Me emocionó mucho ver, por ejemplo, a Camilo Valdecantos, que hace poco dejó la vida activa en la Redacción; fue el primer periodista que firmó contrato con EL PAIS. Vino, convocado por Juan Luis Cebrián, el 31 de diciembre de 1975; Cebrián le recibió en su despacho recién pintado, acordaron que Camilo trabajaría en EL PAIS, y Camilo se volvió a Navarra, donde trabajaba entonces.

Me llevó hasta el cementerio Julián García Candau, que fue el primer jefe de Deportes, en un coche en el que íbamos también mi mujer, Pilar García Padilla, Fernando Delgado, mi amigo de hace tantos años, y Juan Cueto, uno de los tipos que más admiro entre todos los que he tratado. Candau aparecía en las primeras fotografías de promoción de EL PAIS, antes de que el periódico saliera a la calle. Vestía, como casi todo el mundo entonces, camisa blanca, muy bien planchada; ayer llevaba camisa verde. Desde entonces siempre asocié la camisa blanca al trabajo en la Redacción de EL PAIS, y durante años, cuando estuve fuera, siempre imaginé que regresaría con la camisa blanca. Y lo hice.
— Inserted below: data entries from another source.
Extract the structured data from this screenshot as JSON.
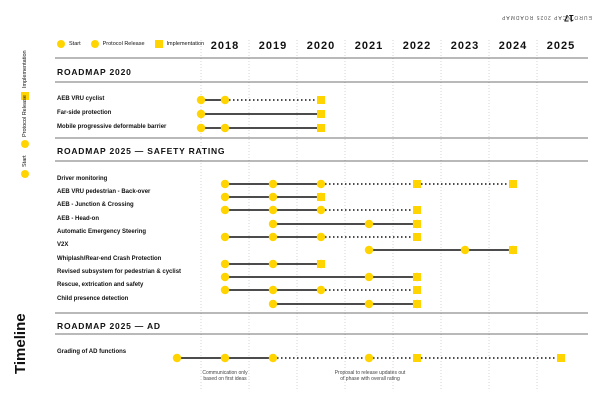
{
  "header": {
    "running_title": "EURO NCAP 2025 ROADMAP",
    "page_number": "17"
  },
  "side": {
    "legend_labels": [
      "Start",
      "Protocol Release",
      "Implementation"
    ],
    "title": "Timeline"
  },
  "legend": {
    "start": "Start",
    "protocol": "Protocol Release",
    "implementation": "Implementation"
  },
  "years": [
    "2018",
    "2019",
    "2020",
    "2021",
    "2022",
    "2023",
    "2024",
    "2025"
  ],
  "sections": {
    "s1": "ROADMAP 2020",
    "s2": "ROADMAP 2025 — SAFETY RATING",
    "s3": "ROADMAP 2025 — AD"
  },
  "rows": [
    {
      "label": "AEB VRU cyclist",
      "start": 2017.5,
      "protocol": 2018,
      "impl": 2020,
      "dotted_from": 2018,
      "solid_to": 2018
    },
    {
      "label": "Far-side protection",
      "start": 2017.5,
      "protocol": null,
      "impl": 2020,
      "dotted_from": null,
      "solid_to": 2020
    },
    {
      "label": "Mobile progressive deformable barrier",
      "start": 2017.5,
      "protocol": 2018,
      "impl": 2020,
      "dotted_from": null,
      "solid_to": 2020
    },
    {
      "label": "Driver monitoring",
      "start": 2018,
      "protocol": 2019,
      "impl": 2020,
      "extra_impl": [
        2022,
        2024
      ],
      "dotted_from": 2020,
      "solid_to": 2020
    },
    {
      "label": "AEB VRU pedestrian - Back-over",
      "start": 2018,
      "protocol": 2019,
      "impl": 2020,
      "dotted_from": null,
      "solid_to": 2020
    },
    {
      "label": "AEB - Junction & Crossing",
      "start": 2018,
      "protocol": 2019,
      "impl": 2020,
      "extra_impl": [
        2022
      ],
      "dotted_from": 2020,
      "solid_to": 2020
    },
    {
      "label": "AEB - Head-on",
      "start": 2019,
      "protocol": 2021,
      "impl": 2022,
      "dotted_from": null,
      "solid_to": 2022
    },
    {
      "label": "Automatic Emergency Steering",
      "start": 2018,
      "protocol": 2019,
      "impl": 2020,
      "extra_impl": [
        2022
      ],
      "dotted_from": 2020,
      "solid_to": 2020
    },
    {
      "label": "V2X",
      "start": 2021,
      "protocol": 2023,
      "impl": 2024,
      "dotted_from": null,
      "solid_to": 2024
    },
    {
      "label": "Whiplash/Rear-end Crash Protection",
      "start": 2018,
      "protocol": 2019,
      "impl": 2020,
      "dotted_from": null,
      "solid_to": 2020
    },
    {
      "label": "Revised subsystem for pedestrian & cyclist",
      "start": 2018,
      "protocol": 2021,
      "impl": 2022,
      "dotted_from": null,
      "solid_to": 2022
    },
    {
      "label": "Rescue, extrication and safety",
      "start": 2018,
      "protocol": 2019,
      "impl": 2020,
      "extra_impl": [
        2022
      ],
      "dotted_from": 2020,
      "solid_to": 2020
    },
    {
      "label": "Child presence detection",
      "start": 2019,
      "protocol": 2021,
      "impl": 2022,
      "dotted_from": null,
      "solid_to": 2022
    }
  ],
  "ad_row": {
    "label": "Grading of AD functions",
    "start": 2017,
    "protocol": [
      2018,
      2019,
      2021
    ],
    "impl": [
      2022,
      2025
    ],
    "solid_to": 2019
  },
  "notes": {
    "n1_line1": "Communication only",
    "n1_line2": "based on first ideas",
    "n2_line1": "Proposal to release updates out",
    "n2_line2": "of phase with overall rating"
  },
  "colors": {
    "accent": "#FFD400",
    "line": "#111111"
  }
}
Candau es hombre admirable, tiene una gran memoria, y un gran sentido de los afectos personales.

Cuando llegamos al cementerio me encontré con Víctor Macías, que fue regente de talleres y no sé cuantas cosas más en los años, largos, en que estuvo en EL PAIS. Era un volcán de energía; verle me devolvió, como en fogonazos, muchas horas buenas, y algunas horas malas, de la experiencia más importante de mi vida, el trabajo en EL PAIS.

El discurso fúnebre de Martín Patino, que fue la mano derecha de Tarancón y que también fue amigo de Jesús, hizo el discurso civil de un religioso que sabe que la libertad no se dicta sino que se gana; me emocionó mucho ver a Isabel, a Ignacio, a Manuel, a María Jesús..., a sus hijos y a tanta gente que hubo a su alrededor, sinceramente conmovidos por esta noticia que se convierte ahora en un suceso histórico en la comunicación pero que para ellos es ante todo, y ya es todo lo que puede ser, la muerte del padre. Un padre fuera de serie, y yo lo he visto ser padre.

Cuando estaba en la capilla ardiente recibí un mensaje en mi móvil, de mi librera favorita, Lola Larumbe. Hermosísimo mensaje que llevé al periódico y que aparece hoy en EL PAIS.

En el cementerio me encontré con Joan laporta, el presidente del Barça; me dio una insignia. Me la puse por la tarde. Luego fui al periódico.

La verdad es que todavía no sabemos cuánto se fue con Jesús de Polanco; significó mucho para la construcción de EL PAIS, y para este país, y era verdaderamente un hombre leal, respetuoso, alguien que en sí mismo era una lección cotidiana de honor y de civismo. Su nombre resonará ahora con el eco de su ejemplo.